Sep 25 10:36:50 prx kernel: igb 0000:07:00.0 eno1: PCIe link lost
Sep 25 10:36:50 prx kernel: ------------[ cut here ]------------
Sep 25 10:36:50 prx kernel: igb: Failed to read reg 0xc030!
Sep 25 10:36:50 prx kernel: WARNING: CPU: 1 PID: 3289658 at drivers/net/ethernet/intel/igb/igb_main.c:745 igb_rd32+0x93/0xb0 [igb]
Sep 25 10:36:50 prx kernel: Modules linked in: usblp tcp_diag inet_diag veth ebtable_filter ebtables ip_set ip6table_raw iptable_raw ip6table_filter ip6_tables iptable_filter bpfilter nf_tables sunrpc bonding tls softdog binfmt_misc nfnetlink_log nfnetlink intel_rapl_msr intel_rapl_common amd64_edac edac_mce_amd amdgpu ipmi_ssif kvm_amd amdxcp kvm iommu_v2 drm_buddy gpu_sched drm_suballoc_helper drm_ttm_helper ttm irqbypass crct10dif_pclmul polyval_clmulni polyval_generic ghash_clmulni_intel drm_display_helper aesni_intel cec crypto_simd cryptd ast rc_core rapl video drm_shmem_helper pcspkr k10temp wmi ccp drm_kms_helper acpi_ipmi ipmi_si ipmi_devintf ipmi_msghandler joydev input_leds mac_hid vhost_net vhost vhost_iotlb tap drm efi_pstore dmi_sysfs ip_tables x_tables autofs4 zfs(PO) spl(O) btrfs blake2b_generic xor rndis_host cdc_ether usbnet mii usbmouse raid6_pq libcrc32c hid_generic usbkbd usbhid uas hid usb_storage xhci_pci nvme xhci_pci_renesas crc32_pclmul igb ahci nvme_core xhci_hcd i2c_piix4 i2c_algo_bit libahci dca
Sep 25 10:36:50 prx kernel: nvme_common
Sep 25 10:36:50 prx kernel: CPU: 1 PID: 3289658 Comm: kworker/1:1 Tainted: P O 6.5.11-4-pve #1
Sep 25 10:36:50 prx kernel: Hardware name: Supermicro AS -3015A-I/H13SAE-MF, BIOS 1.2 12/18/2023
Sep 25 10:36:50 prx kernel: Workqueue: events igb_watchdog_task [igb]
Sep 25 10:36:50 prx kernel: RIP: 0010:igb_rd32+0x93/0xb0 [igb]

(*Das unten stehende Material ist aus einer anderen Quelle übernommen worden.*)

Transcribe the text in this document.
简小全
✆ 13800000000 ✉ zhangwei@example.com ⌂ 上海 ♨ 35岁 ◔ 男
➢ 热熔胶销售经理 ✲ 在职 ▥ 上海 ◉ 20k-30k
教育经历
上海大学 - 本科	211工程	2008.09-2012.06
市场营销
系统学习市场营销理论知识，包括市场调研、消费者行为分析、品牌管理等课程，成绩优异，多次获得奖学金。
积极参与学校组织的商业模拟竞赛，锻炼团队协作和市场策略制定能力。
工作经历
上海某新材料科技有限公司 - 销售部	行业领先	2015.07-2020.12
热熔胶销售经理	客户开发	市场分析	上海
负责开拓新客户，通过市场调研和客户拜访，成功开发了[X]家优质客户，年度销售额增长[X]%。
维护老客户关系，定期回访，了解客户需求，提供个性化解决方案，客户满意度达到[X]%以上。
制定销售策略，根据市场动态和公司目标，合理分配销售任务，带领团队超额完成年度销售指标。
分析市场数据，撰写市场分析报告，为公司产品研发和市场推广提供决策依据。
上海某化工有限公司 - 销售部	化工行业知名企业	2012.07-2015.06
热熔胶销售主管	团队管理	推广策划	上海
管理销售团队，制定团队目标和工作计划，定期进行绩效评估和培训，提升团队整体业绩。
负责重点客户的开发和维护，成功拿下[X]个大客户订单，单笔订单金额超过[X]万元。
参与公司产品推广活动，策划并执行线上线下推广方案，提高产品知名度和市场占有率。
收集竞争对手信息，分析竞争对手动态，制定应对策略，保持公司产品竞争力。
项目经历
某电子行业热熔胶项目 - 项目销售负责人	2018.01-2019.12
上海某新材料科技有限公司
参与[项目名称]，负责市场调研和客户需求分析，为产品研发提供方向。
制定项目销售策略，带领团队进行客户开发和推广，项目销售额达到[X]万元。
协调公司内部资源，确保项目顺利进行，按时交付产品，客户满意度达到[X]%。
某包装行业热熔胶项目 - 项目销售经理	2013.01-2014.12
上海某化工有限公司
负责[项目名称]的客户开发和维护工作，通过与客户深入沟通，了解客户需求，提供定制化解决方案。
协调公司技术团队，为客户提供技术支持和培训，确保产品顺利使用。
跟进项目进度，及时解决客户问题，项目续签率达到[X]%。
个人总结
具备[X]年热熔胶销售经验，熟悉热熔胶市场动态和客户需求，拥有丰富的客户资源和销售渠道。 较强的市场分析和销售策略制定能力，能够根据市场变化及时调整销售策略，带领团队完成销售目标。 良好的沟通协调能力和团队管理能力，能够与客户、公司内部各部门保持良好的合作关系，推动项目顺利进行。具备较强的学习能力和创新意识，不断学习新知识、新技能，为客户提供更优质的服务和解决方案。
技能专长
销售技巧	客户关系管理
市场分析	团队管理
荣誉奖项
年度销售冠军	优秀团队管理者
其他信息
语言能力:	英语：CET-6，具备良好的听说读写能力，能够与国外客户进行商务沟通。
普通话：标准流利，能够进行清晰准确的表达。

Sep 25 10:36:50 prx kernel: Code: c7 c6 03 64 3d c0 e8 1c 4d 99 c1 48 8b bb 28 ff ff ff e8 a0 16 4f c1 84 c0 74 c1 44 89 e6 48 c7 c7 f8 70 3d c0 e8 dd 8d d4 c0 <0f> 0b eb ae b8 ff ff ff ff 31 d2 31 f6 31 ff e9 69 00 ce c1 66 0f
Sep 25 10:36:50 prx kernel: RSP: 0018:ffffa7b3413abd98 EFLAGS: 00010246
Sep 25 10:36:50 prx kernel: RAX: 0000000000000000 RBX: ffff902213d7cf18 RCX: 0000000000000000
Sep 25 10:36:50 prx kernel: RDX: 0000000000000000 RSI: 0000000000000000 RDI: 0000000000000000
Sep 25 10:36:50 prx kernel: RBP: ffffa7b3413abda8 R08: 0000000000000000 R09: 0000000000000000
Sep 25 10:36:50 prx kernel: R10: 0000000000000000 R11: 0000000000000000 R12: 000000000000c030
Sep 25 10:36:50 prx kernel: R13: 0000000000000000 R14: 0000000000000000 R15: ffff902212d75340
Sep 25 10:36:50 prx kernel: FS: 0000000000000000(0000) GS:ffff90291e440000(0000) knlGS:0000000000000000
Sep 25 10:36:50 prx kernel: CS: 0010 DS: 0000 ES: 0000 CR0: 0000000080050033
Sep 25 10:36:50 prx kernel: CR2: 0000335002023000 CR3: 0000000456e34000 CR4: 0000000000750ee0
Sep 25 10:36:50 prx kernel: PKRU: 55555554
Sep 25 10:36:50 prx kernel: Call Trace:
Sep 25 10:36:50 prx kernel: <TASK>
Sep 25 10:36:50 prx kernel: ? show_regs+0x6d/0x80
Sep 25 10:36:50 prx kernel: ? __warn+0x89/0x160
Sep 25 10:36:50 prx kernel: ? igb_rd32+0x93/0xb0 [igb]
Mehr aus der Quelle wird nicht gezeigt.